DoF is a highly scalable dataset format which helps deep learning scientist to work with foreign and/or sensitive data. DoF provides fast dataset sharing and data-secure at the same time.
Richárd Ádám Vécsey Dr., Axel Ország-Krisz Dr.
Imagine, the world is better tomorrow, than today. What is the difference? What if everybody tries to make something little change? The difference is this “what if”. There are two types of inventions. One group of them makes huge impact on the peoples daily routine. Those are a game-changers. The other type of ideas are different. These are very small and basic concepts with only one goal: made the piece of world a little bit better or effective. We do not want to revolutionize people’s life, we do not want to twist upside-down the world. We want to make a tiny but significant change with our idea.
The born of the idea
We are two deep learning developers who suffer from typical developer issues: the resource scarcity and legal boundaries like General Data Protection Regulation (GDPR) in European Union. We made a healthcare software to help doctors make a better, faster, and more precise diagnosis about pulmonary disease. For his point it sounds, there is no something unique in the software. Our intent was duplex: to build a robust model or maybe a chain of networks and to reach this target with using the software in resource-scare environment. In our country the computers in hospital are old without GPU and the hospitals do not have the necessary financial support to buy new ones or to pay for cloud-based solutions. Beside the financial issues, there is a legal burden. The data that come from healthcare system can be used very straight, clear and predetermined way due to data protection of patient. Health data is protected extremely in the most countries. We made an opportunity to train our model faster and be able to use the health data without violate the regulations and without the preliminary contribution statement from patient for deep learning usage. How can these goals be reached? We optimize the training and evaluation phase by calculating the repetitive tasks only once and we anonymize the data.
Our software contains different and independent neural networks. Each of them is trained separately. Detecting pulmonary diseases on X-ray images is an image detection and image processing task. We use headless pretrained model to make the necessary detection and preprocessing tasks. However, we use different AIs, each of them builds up similarly: a headless pretrained model is connected to our network. We can save a huge amount of time with feed the pretrained model only once and save it’s output. There is no need to repeat over and over the same process on the same picture again since the result will be the same every time. Our idea is born here.
If we save the output for example a ResNet or VGG network, why should we drop these data to trash at the end of the process? We decided to create a unique and new file format that not only contains the output data of headless network, but extra additional information. This container file is much more than a dataset.
Let’s see an example. There is a COVID-19 X-ray dataset from github (https://github.com/ieee8023/covid-chestxray-dataset) that obviously contains images and metadata. However, it contains sensitive health data connected to patients. These pictures may be able to use scientific purposes, but a lot of country forbids using similar datasets for commercial usage. Using pretrained model with any type of pooling layer can anonymize the unique element of original dataset. From the result of pretrained headless model cannot be restored the original data since the pooling layers make reversibility proof destruction on data. However, there is necessary to get contribution statement from patient, but with this method the model easily wipes the dataset from personal or person-connected health. This part is very important if you handle data from patient connected to European Union due to GDPR.
Advantages of our idea
Using our container file has multiple advantages. A preprocessed data consumes less space than the original picture. The global internet bandwidth has it’s own limitation. During an epidemic crisis when people have to be at home and use the internet whole day to work or to get news, we have to spare with bandwidth. Big companies and web services like Facebook, Instagram, Youtube, Netflix announced to limit the dataflow in European Union by reduce quality of video stream. One megabyte of an uncompressed image 24bit-RGB image contains approximately 349 920 pixels, that equals to 486 x 720 resolution. With jpg compression the size can be reduced or the resolution can be increased. Comparing the size of image, the container file has very small size. The output of a headless model is under 10 Kilobyte. Whether we add a lot of information to it or not, the size of container file can be holded under the size of processed image and it’s metadata.

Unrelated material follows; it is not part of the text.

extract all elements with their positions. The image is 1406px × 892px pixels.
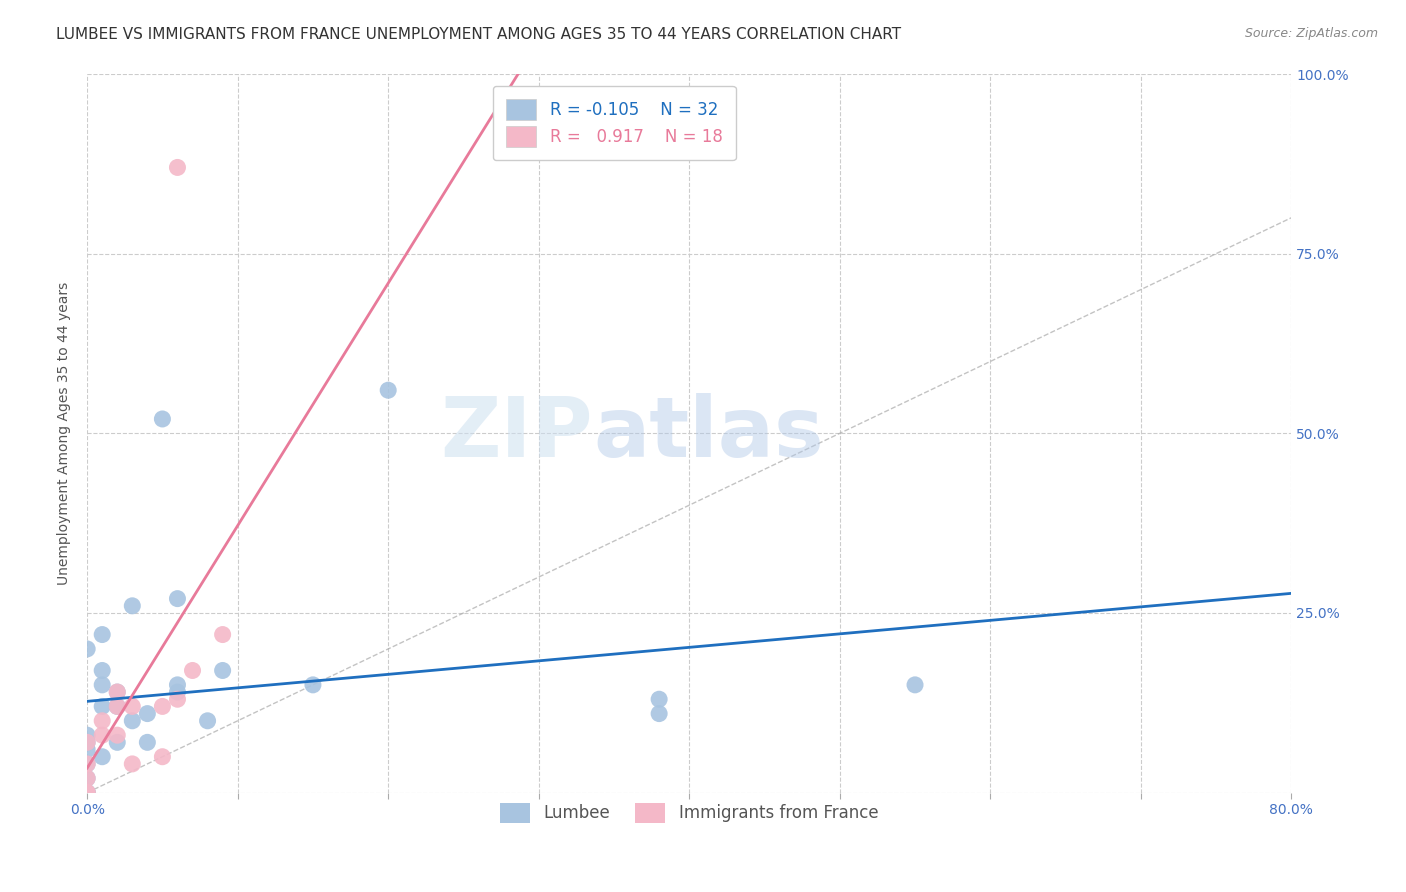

Loading preprocessed data from container file reduces training time in two ways. First of all there is no need to run and to load the pretrained model into the memory. Secondly, we can use higher batch size which reduce the training time dramatically not just on expensive hardware but on low-end machines too.
Preprocessors are able to comment notes and add additional information or data to the container file that helps the user to reproduce the training process or build something complex. For example, the preprocessor author can note the data as train, test or valid data, or can suggest network architecture.